REPUBLIKA.CO.ID, ROMA -- Selama lockdown di Italia, banyak keluarga akhirnya harus tertahan di dalam rumah. Hanya saja, ada kisah berbeda dari keluarga Marzio Toniolo yang harus berbagi kesehatan dengan empat generasi terkurung dalam satu rumah.
Usia anggota keluarga empat generasi itu mulai dari yang termuda berusia tiga tahun, Bianca yang merupakan anak Tiniolo hingga kakek buyutnya, Gino, berusia 87 tahun. Pengalaman itu menguji ikatan cinta di bawah tekanan hidup bersama dan Toniolo yakin mereka telah lulus ujian.
Guru sekolah dasar itu bersama istrinya, Chiara, serta putri mereka, tinggal di rumah kakek-neneknya di San Fiorano, sebuah kota kecil di Italia utara. Mereka pindah dari Milan, mencari pekerjaan di sekolah lokal, dan sedang menunggu perbaikan rumah untuk siap ditempati. Ketika itu, Ayah Toniolo, Massimo berusia 62 tahun, sedang berkunjung dari Sardinia.
Pada 21 Februari, San Fiorano menjadi bagian dari "zona merah", kota itu pun ditutup dalam upaya mengendalikan virus. "Momen terburuk adalah ketika orang pertama di San Fiorano meninggal. Saya tahu putranya. Saya sudah banyak stres," kata Toniolo.
Pria berusia 35 tahun itu pun mengatakan, ketika kabar orang pertama meninggal, malam harinya dia mengalami serangan panik. "Malam itu, aku hampir mengalami serangan panik dan menggunakan obat penenang untuk pertama kalinya selama bertahun-tahun," katanya.
Penutupan wilayah akhirnya diperluas mencakup seluruh Italia. Setelah sekitar satu bulan, ayah Toniolo baru bisa pulang kembali ke Sardinia. Segalanya mulai tenang, tetapi kekhawatiran sebenarnya adalah Gino, yang menderita kehilangan ingatan jangka pendek.
"Awalnya, kami benar-benar takut dan tidak membiarkannya pergi. Nenek saya dulu pergi ke gereja tetapi ketika kakek saya mulai memburuk, dia berhenti," kata Toniolo.
Gino akan pergi tidur lebih awal dan bangun pukul 22.00, karena menganggap itu sudah waktunya sarapan.

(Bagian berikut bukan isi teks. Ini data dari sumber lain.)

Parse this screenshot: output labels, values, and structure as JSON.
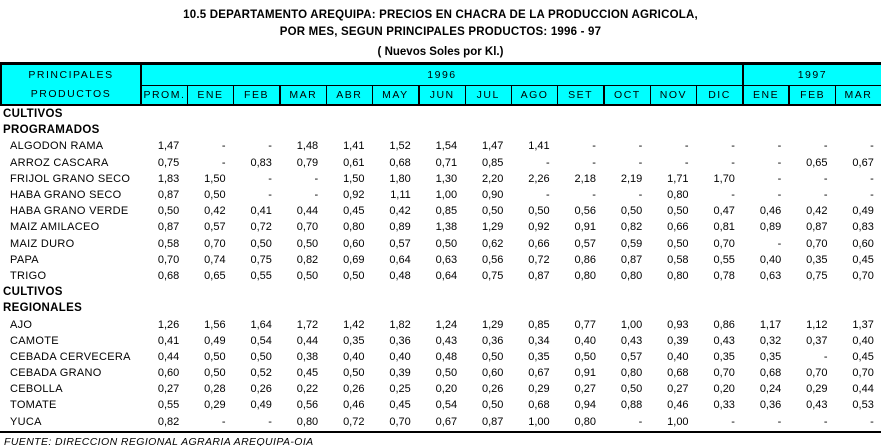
{
  "title": {
    "line1": "10.5  DEPARTAMENTO AREQUIPA: PRECIOS EN CHACRA DE LA PRODUCCION AGRICOLA,",
    "line2": "POR MES, SEGUN PRINCIPALES PRODUCTOS: 1996 - 97",
    "line3": "( Nuevos Soles por Kl.)"
  },
  "colors": {
    "header_bg": "#00FFFF",
    "border": "#000000",
    "text": "#000000"
  },
  "table": {
    "corner_header": {
      "line1": "PRINCIPALES",
      "line2": "PRODUCTOS"
    },
    "year_groups": [
      {
        "label": "1996",
        "span": 13
      },
      {
        "label": "1997",
        "span": 3
      }
    ],
    "columns": [
      "PROM.",
      "ENE",
      "FEB",
      "MAR",
      "ABR",
      "MAY",
      "JUN",
      "JUL",
      "AGO",
      "SET",
      "OCT",
      "NOV",
      "DIC",
      "ENE",
      "FEB",
      "MAR"
    ],
    "sections": [
      {
        "heading": [
          "CULTIVOS",
          "PROGRAMADOS"
        ],
        "rows": [
          {
            "product": "ALGODON RAMA",
            "values": [
              "1,47",
              "-",
              "-",
              "1,48",
              "1,41",
              "1,52",
              "1,54",
              "1,47",
              "1,41",
              "-",
              "-",
              "-",
              "-",
              "-",
              "-",
              "-"
            ]
          },
          {
            "product": "ARROZ CASCARA",
            "values": [
              "0,75",
              "-",
              "0,83",
              "0,79",
              "0,61",
              "0,68",
              "0,71",
              "0,85",
              "-",
              "-",
              "-",
              "-",
              "-",
              "-",
              "0,65",
              "0,67"
            ]
          },
          {
            "product": "FRIJOL GRANO SECO",
            "values": [
              "1,83",
              "1,50",
              "-",
              "-",
              "1,50",
              "1,80",
              "1,30",
              "2,20",
              "2,26",
              "2,18",
              "2,19",
              "1,71",
              "1,70",
              "-",
              "-",
              "-"
            ]
          },
          {
            "product": "HABA GRANO SECO",
            "values": [
              "0,87",
              "0,50",
              "-",
              "-",
              "0,92",
              "1,11",
              "1,00",
              "0,90",
              "-",
              "-",
              "-",
              "0,80",
              "-",
              "-",
              "-",
              "-"
            ]
          },
          {
            "product": "HABA GRANO VERDE",
            "values": [
              "0,50",
              "0,42",
              "0,41",
              "0,44",
              "0,45",
              "0,42",
              "0,85",
              "0,50",
              "0,50",
              "0,56",
              "0,50",
              "0,50",
              "0,47",
              "0,46",
              "0,42",
              "0,49"
            ]
          },
          {
            "product": "MAIZ AMILACEO",
            "values": [
              "0,87",
              "0,57",
              "0,72",
              "0,70",
              "0,80",
              "0,89",
              "1,38",
              "1,29",
              "0,92",
              "0,91",
              "0,82",
              "0,66",
              "0,81",
              "0,89",
              "0,87",
              "0,83"
            ]
          },
          {
            "product": "MAIZ DURO",
            "values": [
              "0,58",
              "0,70",
              "0,50",
              "0,50",
              "0,60",
              "0,57",
              "0,50",
              "0,62",
              "0,66",
              "0,57",
              "0,59",
              "0,50",
              "0,70",
              "-",
              "0,70",
              "0,60"
            ]
          },
          {
            "product": "PAPA",
            "values": [
              "0,70",
              "0,74",
              "0,75",
              "0,82",
              "0,69",
              "0,64",
              "0,63",
              "0,56",
              "0,72",
              "0,86",
              "0,87",
              "0,58",
              "0,55",
              "0,40",
              "0,35",
              "0,45"
            ]
          },
          {
            "product": "TRIGO",
            "values": [
              "0,68",
              "0,65",
              "0,55",
              "0,50",
              "0,50",
              "0,48",
              "0,64",
              "0,75",
              "0,87",
              "0,80",
              "0,80",
              "0,80",
              "0,78",
              "0,63",
              "0,75",
              "0,70"
            ]
          }
        ]
      },
      {
        "heading": [
          "CULTIVOS",
          "REGIONALES"
        ],
        "rows": [
          {
            "product": "AJO",
            "values": [
              "1,26",
              "1,56",
              "1,64",
              "1,72",
              "1,42",
              "1,82",
              "1,24",
              "1,29",
              "0,85",
              "0,77",
              "1,00",
              "0,93",
              "0,86",
              "1,17",
              "1,12",
              "1,37"
            ]
          },
          {
            "product": "CAMOTE",
            "values": [
              "0,41",
              "0,49",
              "0,54",
              "0,44",
              "0,35",
              "0,36",
              "0,43",
              "0,36",
              "0,34",
              "0,40",
              "0,43",
              "0,39",
              "0,43",
              "0,32",
              "0,37",
              "0,40"
            ]
          },
          {
            "product": "CEBADA CERVECERA",
            "values": [
              "0,44",
              "0,50",
              "0,50",
              "0,38",
              "0,40",
              "0,40",
              "0,48",
              "0,50",
              "0,35",
              "0,50",
              "0,57",
              "0,40",
              "0,35",
              "0,35",
              "-",
              "0,45"
            ]
          },
          {
            "product": "CEBADA GRANO",
            "values": [
              "0,60",
              "0,50",
              "0,52",
              "0,45",
              "0,50",
              "0,39",
              "0,50",
              "0,60",
              "0,67",
              "0,91",
              "0,80",
              "0,68",
              "0,70",
              "0,68",
              "0,70",
              "0,70"
            ]
          },
          {
            "product": "CEBOLLA",
            "values": [
              "0,27",
              "0,28",
              "0,26",
              "0,22",
              "0,26",
              "0,25",
              "0,20",
              "0,26",
              "0,29",
              "0,27",
              "0,50",
              "0,27",
              "0,20",
              "0,24",
              "0,29",
              "0,44"
            ]
          },
          {
            "product": "TOMATE",
            "values": [
              "0,55",
              "0,29",
              "0,49",
              "0,56",
              "0,46",
              "0,45",
              "0,54",
              "0,50",
              "0,68",
              "0,94",
              "0,88",
              "0,46",
              "0,33",
              "0,36",
              "0,43",
              "0,53"
            ]
          },
          {
            "product": "YUCA",
            "values": [
              "0,82",
              "-",
              "-",
              "0,80",
              "0,72",
              "0,70",
              "0,67",
              "0,87",
              "1,00",
              "0,80",
              "-",
              "1,00",
              "-",
              "-",
              "-",
              "-"
            ]
          }
        ]
      }
    ]
  },
  "footer": {
    "source": "FUENTE: DIRECCION REGIONAL AGRARIA AREQUIPA-OIA"
  }
}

Dia tidak bisa mengerti mengapa harus tetap di dalam rumah dan tidak mengerti kondisi pandemi yang terjadi.
Untuk menahan keinginan generasi tertua di keluarga Toniolo keluar rumah, dia pun menyatakan virus corona yang menyebar merupakan Flu Spanyol yang kembali. Flu Spanyol melanda antara 1918-1920 dan orang-orang dari generasi Gino mendengar tentang wabah itu ketika masih muda.
"Dia tahu apa itu dan dia mulai mengerti," kata Toniolo.
Gino sekarang memakai masker dan mulai berjalan-jalan, duduk di bangku, sementara tetangga juga ikut mengawasi dengan cermat ketika akhir pekan lalu pemerintah memutuskan pelonggaran karantina. Bianca juga membantu Gino beradaptasi dengan kondisi selama virus corona menyebar.
"Tidak, kakek, ada virus corona. Kamu tidak bisa menciumku!" ujar Bianca memberitahu kakek buyutnya.
Toniolo, istri, dan putrinya berharap untuk pindah ke rumah baru jika memungkinkan. Hal itu dilakukan agar mereka bisa memberikan jarak beberapa meter dari generasi yang lebih tua untuk menjamin keselamatan.